The tweening lesson opens with layer prep that matters more than it first appears. Before any animation happens, the instructor walks through separating a cat illustration into only the layers that need to move independently, the tail and the eyes, while merging everything else flat. That habit, decide what needs its own layer before you draw, is the kind of practical judgment call that saves hours of rework later, and it is taught through a real editing decision rather than a rule stated in the abstract.

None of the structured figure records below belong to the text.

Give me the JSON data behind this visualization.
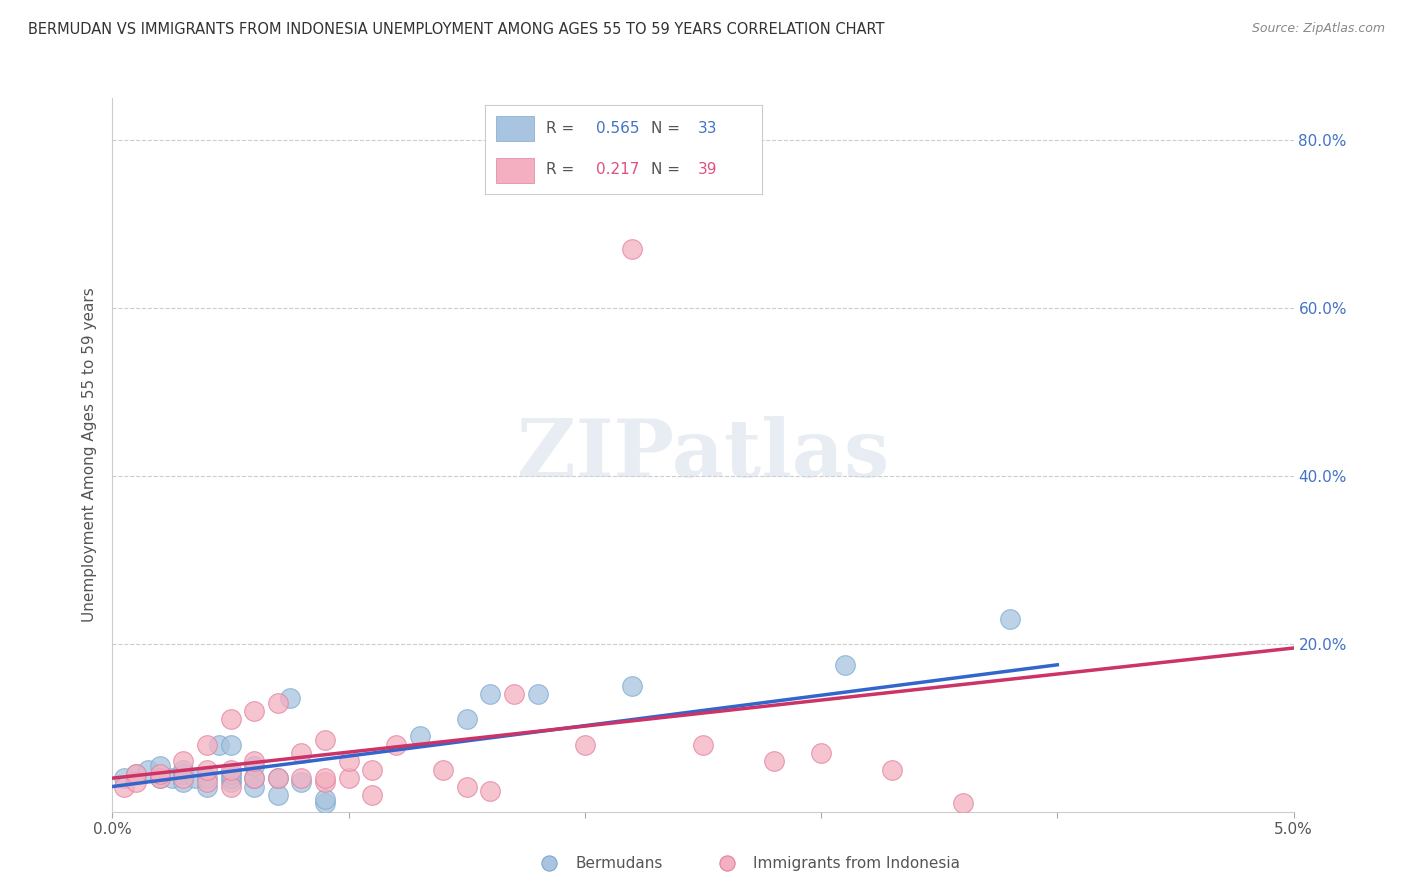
{
  "title": "BERMUDAN VS IMMIGRANTS FROM INDONESIA UNEMPLOYMENT AMONG AGES 55 TO 59 YEARS CORRELATION CHART",
  "source": "Source: ZipAtlas.com",
  "ylabel": "Unemployment Among Ages 55 to 59 years",
  "xlim": [
    0.0,
    0.05
  ],
  "ylim": [
    0.0,
    0.85
  ],
  "bermudans_color": "#a8c4e0",
  "bermudans_edge_color": "#7aaad0",
  "indonesia_color": "#f4b0c0",
  "indonesia_edge_color": "#e080a0",
  "trendline_bermudans_color": "#3366cc",
  "trendline_indonesia_color": "#cc3366",
  "legend_R_bermudans": "0.565",
  "legend_N_bermudans": "33",
  "legend_R_indonesia": "0.217",
  "legend_N_indonesia": "39",
  "legend_color_bermudans": "#4472c4",
  "legend_color_indonesia": "#e05080",
  "bermudans_x": [
    0.0005,
    0.001,
    0.0015,
    0.002,
    0.002,
    0.0025,
    0.003,
    0.003,
    0.003,
    0.0035,
    0.004,
    0.004,
    0.0045,
    0.005,
    0.005,
    0.005,
    0.005,
    0.006,
    0.006,
    0.006,
    0.007,
    0.007,
    0.0075,
    0.008,
    0.009,
    0.009,
    0.013,
    0.015,
    0.016,
    0.018,
    0.022,
    0.031,
    0.038
  ],
  "bermudans_y": [
    0.04,
    0.045,
    0.05,
    0.04,
    0.055,
    0.04,
    0.035,
    0.045,
    0.05,
    0.04,
    0.03,
    0.04,
    0.08,
    0.035,
    0.04,
    0.045,
    0.08,
    0.03,
    0.04,
    0.055,
    0.02,
    0.04,
    0.135,
    0.035,
    0.01,
    0.015,
    0.09,
    0.11,
    0.14,
    0.14,
    0.15,
    0.175,
    0.23
  ],
  "indonesia_x": [
    0.0005,
    0.001,
    0.001,
    0.002,
    0.002,
    0.003,
    0.003,
    0.004,
    0.004,
    0.004,
    0.005,
    0.005,
    0.005,
    0.006,
    0.006,
    0.006,
    0.007,
    0.007,
    0.008,
    0.008,
    0.009,
    0.009,
    0.009,
    0.01,
    0.01,
    0.011,
    0.011,
    0.012,
    0.014,
    0.015,
    0.016,
    0.017,
    0.02,
    0.022,
    0.025,
    0.028,
    0.03,
    0.033,
    0.036
  ],
  "indonesia_y": [
    0.03,
    0.035,
    0.045,
    0.04,
    0.045,
    0.04,
    0.06,
    0.035,
    0.05,
    0.08,
    0.03,
    0.05,
    0.11,
    0.04,
    0.06,
    0.12,
    0.04,
    0.13,
    0.04,
    0.07,
    0.035,
    0.04,
    0.085,
    0.04,
    0.06,
    0.02,
    0.05,
    0.08,
    0.05,
    0.03,
    0.025,
    0.14,
    0.08,
    0.67,
    0.08,
    0.06,
    0.07,
    0.05,
    0.01
  ],
  "trendline_b_x0": 0.0,
  "trendline_b_y0": 0.03,
  "trendline_b_x1": 0.04,
  "trendline_b_y1": 0.175,
  "trendline_i_x0": 0.0,
  "trendline_i_y0": 0.04,
  "trendline_i_x1": 0.05,
  "trendline_i_y1": 0.195
}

Puppet Warp is where the course does its best teaching. The plant and curtain animation is not just a demonstration of pinning a mesh and dragging it around. When the first pass on the curtain looks unnatural, the lesson walks back through it, explaining that in real cloth the middle of the fabric would lead the motion and the bottom would trail behind, then rebuilding the frames with that principle in mind. That kind of visible correction, showing a wrong answer and then explaining why it is wrong, is more useful than a clean first take would have been.

Where it runs thin

Frame-by-frame animation gets the least screen time of the three methods, covering little more than redrawing smoke puffs and swapping between two tire positions on a van graphic. It is a valid technique, but the lesson treats it as a quick coda rather than giving it the same depth as tweening or Puppet Warp, so viewers looking specifically for classic frame-by-frame work may come away wanting more.

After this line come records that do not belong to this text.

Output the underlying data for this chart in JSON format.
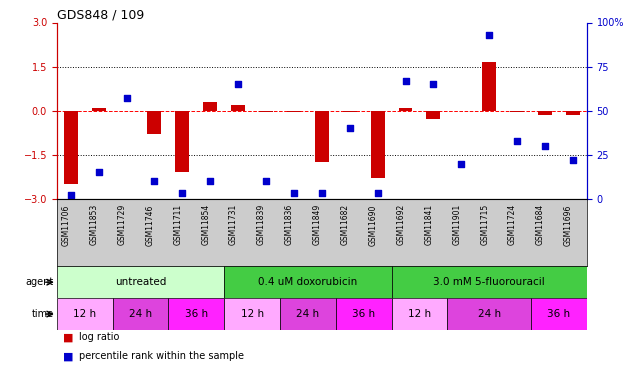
{
  "title": "GDS848 / 109",
  "samples": [
    "GSM11706",
    "GSM11853",
    "GSM11729",
    "GSM11746",
    "GSM11711",
    "GSM11854",
    "GSM11731",
    "GSM11839",
    "GSM11836",
    "GSM11849",
    "GSM11682",
    "GSM11690",
    "GSM11692",
    "GSM11841",
    "GSM11901",
    "GSM11715",
    "GSM11724",
    "GSM11684",
    "GSM11696"
  ],
  "log_ratio": [
    -2.5,
    0.1,
    0.0,
    -0.8,
    -2.1,
    0.3,
    0.2,
    -0.05,
    -0.05,
    -1.75,
    -0.05,
    -2.3,
    0.1,
    -0.3,
    0.0,
    1.65,
    -0.05,
    -0.15,
    -0.15
  ],
  "percentile": [
    2,
    15,
    57,
    10,
    3,
    10,
    65,
    10,
    3,
    3,
    40,
    3,
    67,
    65,
    20,
    93,
    33,
    30,
    22
  ],
  "ylim_left": [
    -3,
    3
  ],
  "ylim_right": [
    0,
    100
  ],
  "yticks_left": [
    -3,
    -1.5,
    0,
    1.5,
    3
  ],
  "yticks_right": [
    0,
    25,
    50,
    75,
    100
  ],
  "bar_color": "#cc0000",
  "dot_color": "#0000cc",
  "bar_width": 0.5,
  "dot_size": 25,
  "agent_data": [
    {
      "label": "untreated",
      "start": 0,
      "end": 5,
      "color": "#ccffcc"
    },
    {
      "label": "0.4 uM doxorubicin",
      "start": 6,
      "end": 11,
      "color": "#44cc44"
    },
    {
      "label": "3.0 mM 5-fluorouracil",
      "start": 12,
      "end": 18,
      "color": "#44cc44"
    }
  ],
  "time_data": [
    {
      "label": "12 h",
      "start": 0,
      "end": 1,
      "color": "#ffaaff"
    },
    {
      "label": "24 h",
      "start": 2,
      "end": 3,
      "color": "#dd44dd"
    },
    {
      "label": "36 h",
      "start": 4,
      "end": 5,
      "color": "#ff22ff"
    },
    {
      "label": "12 h",
      "start": 6,
      "end": 7,
      "color": "#ffaaff"
    },
    {
      "label": "24 h",
      "start": 8,
      "end": 9,
      "color": "#dd44dd"
    },
    {
      "label": "36 h",
      "start": 10,
      "end": 11,
      "color": "#ff22ff"
    },
    {
      "label": "12 h",
      "start": 12,
      "end": 13,
      "color": "#ffaaff"
    },
    {
      "label": "24 h",
      "start": 14,
      "end": 16,
      "color": "#dd44dd"
    },
    {
      "label": "36 h",
      "start": 17,
      "end": 18,
      "color": "#ff22ff"
    }
  ],
  "left_axis_color": "#cc0000",
  "right_axis_color": "#0000cc",
  "bg_color": "#ffffff",
  "sample_label_bg": "#cccccc",
  "legend_red_label": "log ratio",
  "legend_blue_label": "percentile rank within the sample"
}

The export lessons are compact but genuinely useful, covering GIF settings like color count and file size limits for Skillshare, and the specific step of duplicating frames to stretch a short loop past Instagram's 10-second minimum for video. The bonus lesson on compositing a GIF into a photographed notebook page, using a Darker Color blend mode and a masked saturation adjustment to make the digital drawing look hand-inked, is a nice extra that rewards finishing the class.

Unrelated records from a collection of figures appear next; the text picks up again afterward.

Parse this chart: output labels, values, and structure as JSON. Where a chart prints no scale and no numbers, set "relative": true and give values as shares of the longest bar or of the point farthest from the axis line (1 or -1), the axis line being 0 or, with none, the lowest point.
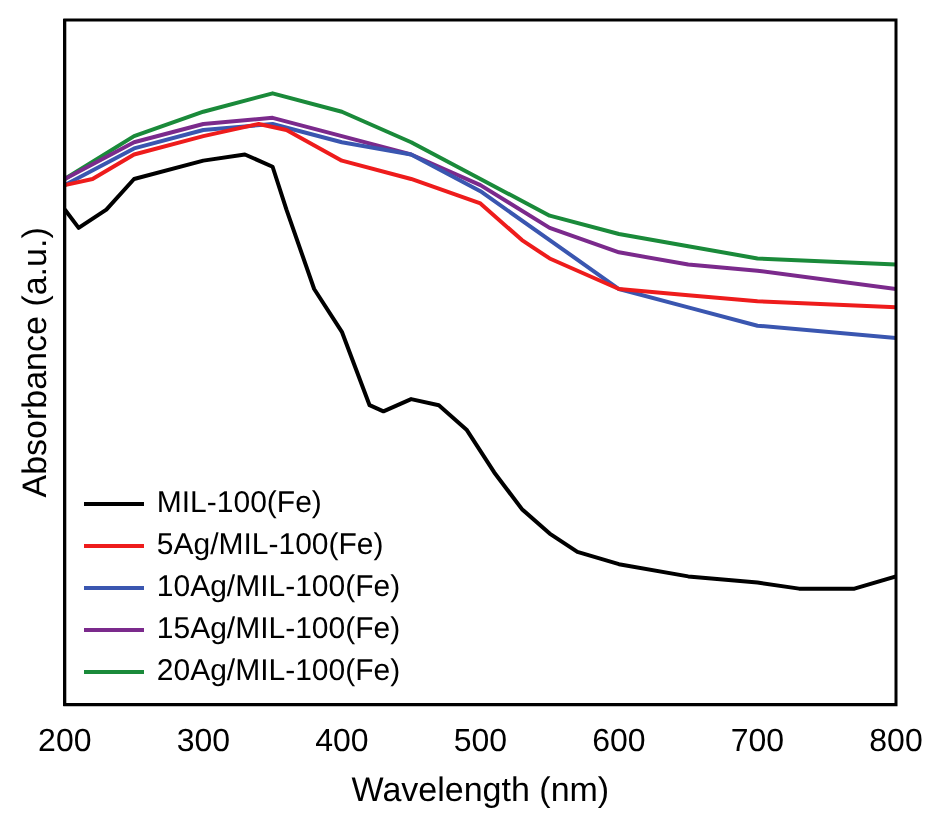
{
  "chart_data": {
    "type": "line",
    "xlabel": "Wavelength (nm)",
    "ylabel": "Absorbance (a.u.)",
    "relative": true,
    "xlim": [
      200,
      800
    ],
    "xticks": [
      200,
      300,
      400,
      500,
      600,
      700,
      800
    ],
    "legend": "bottom left",
    "grid": false,
    "marker": "none",
    "line_style": "solid",
    "series": [
      {
        "name": "MIL-100(Fe)",
        "color": "#000000",
        "x": [
          200,
          210,
          230,
          250,
          300,
          330,
          350,
          360,
          380,
          400,
          410,
          420,
          430,
          450,
          470,
          490,
          510,
          530,
          550,
          570,
          600,
          650,
          700,
          730,
          770,
          800
        ],
        "values": [
          0.81,
          0.78,
          0.81,
          0.86,
          0.89,
          0.9,
          0.88,
          0.81,
          0.68,
          0.61,
          0.55,
          0.49,
          0.48,
          0.5,
          0.49,
          0.45,
          0.38,
          0.32,
          0.28,
          0.25,
          0.23,
          0.21,
          0.2,
          0.19,
          0.19,
          0.21
        ]
      },
      {
        "name": "5Ag/MIL-100(Fe)",
        "color": "#ee1c1c",
        "x": [
          200,
          220,
          250,
          300,
          340,
          360,
          400,
          450,
          500,
          530,
          550,
          600,
          650,
          700,
          800
        ],
        "values": [
          0.85,
          0.86,
          0.9,
          0.93,
          0.95,
          0.94,
          0.89,
          0.86,
          0.82,
          0.76,
          0.73,
          0.68,
          0.67,
          0.66,
          0.65
        ]
      },
      {
        "name": "10Ag/MIL-100(Fe)",
        "color": "#3a56b0",
        "x": [
          200,
          250,
          300,
          350,
          400,
          450,
          500,
          550,
          600,
          650,
          700,
          800
        ],
        "values": [
          0.85,
          0.91,
          0.94,
          0.95,
          0.92,
          0.9,
          0.84,
          0.76,
          0.68,
          0.65,
          0.62,
          0.6
        ]
      },
      {
        "name": "15Ag/MIL-100(Fe)",
        "color": "#7b2a8c",
        "x": [
          200,
          250,
          300,
          350,
          400,
          450,
          500,
          550,
          600,
          650,
          700,
          800
        ],
        "values": [
          0.86,
          0.92,
          0.95,
          0.96,
          0.93,
          0.9,
          0.85,
          0.78,
          0.74,
          0.72,
          0.71,
          0.68
        ]
      },
      {
        "name": "20Ag/MIL-100(Fe)",
        "color": "#1a8a3a",
        "x": [
          200,
          250,
          300,
          350,
          400,
          450,
          500,
          550,
          600,
          650,
          700,
          800
        ],
        "values": [
          0.86,
          0.93,
          0.97,
          1.0,
          0.97,
          0.92,
          0.86,
          0.8,
          0.77,
          0.75,
          0.73,
          0.72
        ]
      }
    ]
  }
}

The course's real limitation is pacing for its audience. It moves through keyboard shortcuts, layer selections, and tool menus quickly, assuming the viewer already has Photoshop fluency, which sits at odds with Skillshare's own "for anyone" framing. Anyone without prior Photoshop experience will likely need to pause constantly or rewatch sections. For an intermediate user who already knows their way around layers and selections, though, the 44 minutes deliver three genuinely different, genuinely useful animation techniques with no filler.

The standout

The Puppet Warp walkthrough on the curtain, where the instructor corrects a first pass by adding overlap so the middle of the fabric leads the motion before the bottom follows, teaches a real principle of natural movement rather than just a tool click-through.

What you will learn

  • How to prep and separate PSD layers before animating (splitting eyes, tail, and moving parts onto their own layers)
  • Frame-based tweening and manual duplication in Photoshop's Timeline panel for position and rotation animation
  • Using the Puppet Warp tool with pinned mesh points to animate flexible elements like flowers and curtains realistically
  • Frame-by-frame animation by redrawing elements (like smoke or spinning wheels) across multiple layers
  • Exporting finished animations as an optimized GIF and as a 1080x1080 video for Instagram
  • Compositing a GIF into a photographed notebook using blend modes and adjustment layers for a hand-drawn effect

Best for: Illustrators and designers who already know their way around Photoshop's layers and tools and want to add motion to static artwork.

Skip it if: Total Photoshop beginners, since the class assumes fluency with layer management, selections, and masks and never slows down to explain them.